Si la construction des tours n'est pas forcément l'un des défis majeurs du XXIe siècle, la croissance des villes l'est : bientôt 70% de la population mondiale habiteront en milieu urbain. Les tours peuvent ponctuellement répondre aux enjeux de mobilité, d'attractivité et de mixité, mis en avant pour le développement de villes plus durables. C’est ce qu’a étudié dans sa thèse Claire Saint-Pierre, une jeune chercheuse de l’Université de Liège.

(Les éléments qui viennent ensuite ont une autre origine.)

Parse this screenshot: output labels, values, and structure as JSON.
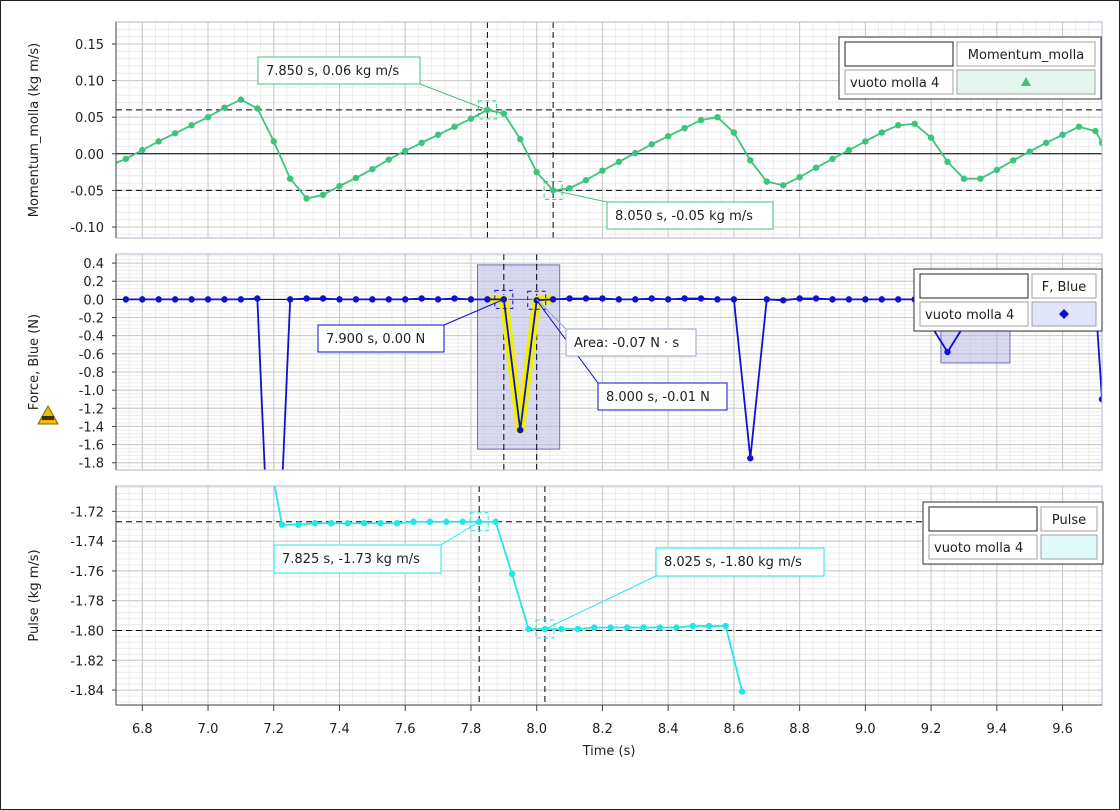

Tours Absolute world towerLa hauteur a toujours été symbole de prestige. Dans les récits bibliques, la tour de Babel s’élevait jusqu’aux cieux. D’autres noms sont connus de tous : Eiffel, Pise, Big Ben… et plus tristement, les tours jumelles du World Trade Center. Depuis les débuts de la société urbaine, le statut et le rôle des édifices en hauteur ont largement évolué. Jusqu’à la fin du XIXe siècle, les tours étaient exclusivement réservées à la localisation d’un pouvoir supérieur, qu’il soit d’ordre politique ou religieux. Le XXe siècle a marqué l’arrivée sur le continent Nord-américain des premières tours habitables destinées au secteur tertiaire. Les « skyscrapers » constituaient alors le symbole de la puissance économique d’un groupe. La course à la hauteur et à l’innovation était lancée. A présent, ces monstres d’acier et de verre dominent toutes les grandes métropoles du monde , comme une acceptation de l’idéologie capitaliste, symbolisant plus que jamais la force et la modernité d’une nation.

Tours du monde

Les tours existent depuis des siècles et leur fonction a considérablement évolué : tantôt objet de surveillance ou de défense, tantôt symbole de puissance religieuse ou administrative, tantôt fonction d’usage en télécommunications, tantôt fonctions commerciales ou résidentielle. La terminologie du mot « tour » est également variable. D’après le Centre National de ressources textuelles et lexicales, la définition de base d'une tour est "une construction nettement plus haute que large, dominant un édifice ou un ensemble architecturale, et ayant généralement un rôle défensif". D’autres termes peuvent être progressivement créés lors de l'apparition de nouvelles morphologies et de nouvelles fonctionnalités. « Dans la législation et dans le domaine de la construction, nous parlerons plutôt de bâtiments hauts (tall buildings), ou d'immeubles de grande hauteur – IGH – (high rise buildings) quand ce sont des constructions habitées. Le terme "gratte-ciel" vient de l'anglais (skyscraper), et est apparu au début du XXe siècle. Dans tous les cas, ce sont les rapports des hauteurs qui sont important : échelle verticale très supérieure à l'échelle horizontale et hauteur de la tour relativement supérieure à celle des bâtiments environnants. Aujourd'hui, les immeubles de grande hauteur se caractérisent également par leur technologie », explique Claire Saint-Pierre, auteur d’une thèse de doctorat sur le sujet (1) au sein du service Urbanisme et Aménagement du territoire de l’Université de Liège.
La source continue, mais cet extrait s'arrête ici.